【2018學術報告04】A Bayesian Approach to Deep Neural Network Adaptation with Applications to Robust Automatic Speech Recognition
Title: A Bayesian Approach to Deep Neural Network Adaptation with Applications to Robust Automatic Speech Recognition
Speaker: Chin-Hui Lee, Professor, School of Electrical and Computer Engineering, Georgia Institute of Technology
Time: 10:00-12:00, 28th, May. (Mon.)
Place: 1-315, FIT Building
Organizer: Research Institute of Information Technology (RIIT), Tsinghua University
Chin-Hui Lee is a professor at School of Electrical and Computer Engineering, Georgia Institute of Technology. Before joining academia in 2001, he had accumulated 20 years of industrial experience ending in Bell Laboratories, Murray Hill, as a Distinguished Member of Technical Staff and Director of the Dialogue Systems Research Department. Dr. Lee is a Fellow of the IEEE and a Fellow of ISCA. He has published over 500 papers and patents, with more than 30,000 citations and an h-index of 75 on Google Scholar. He received numerous awards, including the Bell Labs President's Gold Award in 1998. He won the SPS's 2006 Technical Achievement Award for ``Exceptional Contributions to the Field of Automatic Speech Recognition''. In 2012 he gave an ICASSP plenary talk on the future of automatic speech recognition. In the same year he was awarded the ISCA Medal in scientific achievement for ``pioneering and seminal contributions to the principles and practice of automatic speech and speaker recognition''.

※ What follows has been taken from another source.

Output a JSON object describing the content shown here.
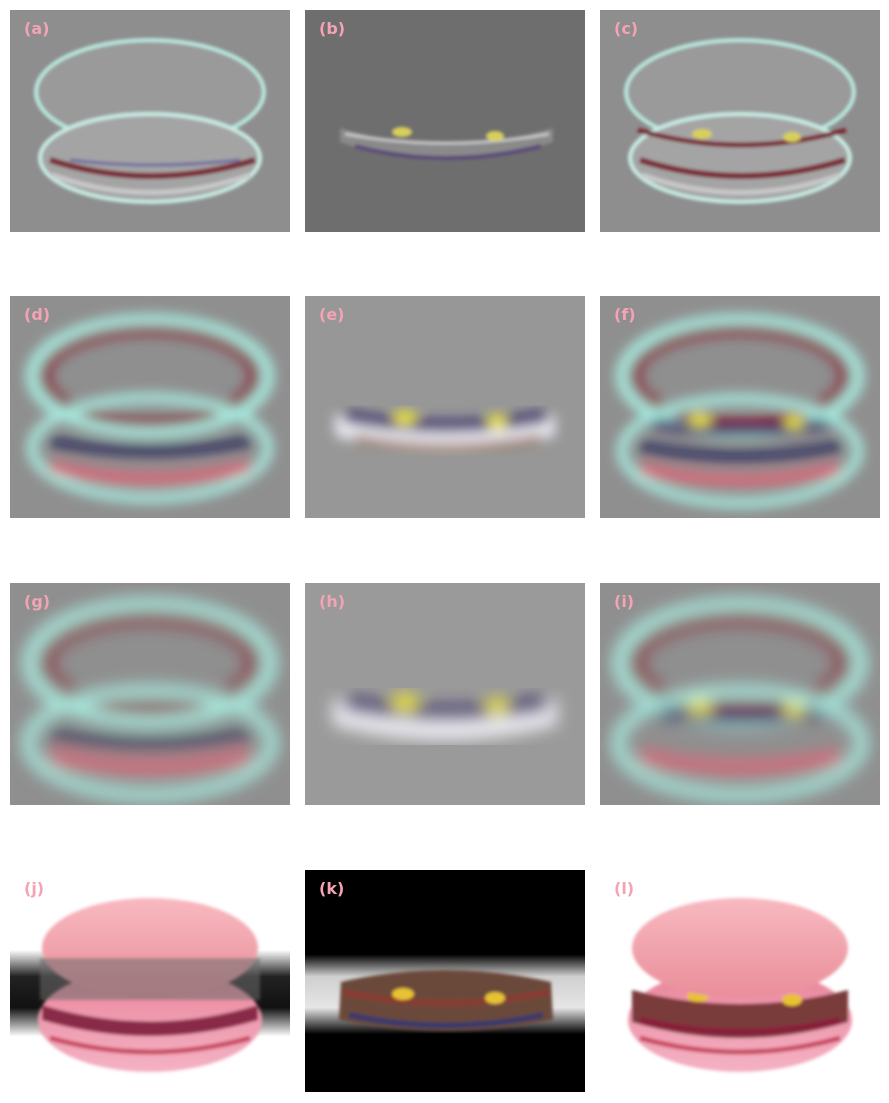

The discriminative nature of deep neural networks (DNNs) makes adaptation using a small amount of data for a large number of DNN parameters quite challenging. This is also known as a catastrophic forgetting problem in DNN-based transfer learning. In this talk, we formulate a Bayesian framework to address this problem while maintaining its satisfactory theoretical properties. Leveraging upon the successes of Bayesian adaptation in GMM-HMM, we propose two completely different Bayesian formulations for DNN-HMM, called direct and indirect DNN adaptation. The former adds a prior term to any DNN-based learning objective function, and the latter utilizes a bottleneck layer to learn a GMM for each shared tied state at the outputs of a DNN. Tested on the WSJ and Switchboard tasks, we found that both MAP and structural MAP (SMAP) for speaker adaptation improves performances over the already-good speaker independent systems.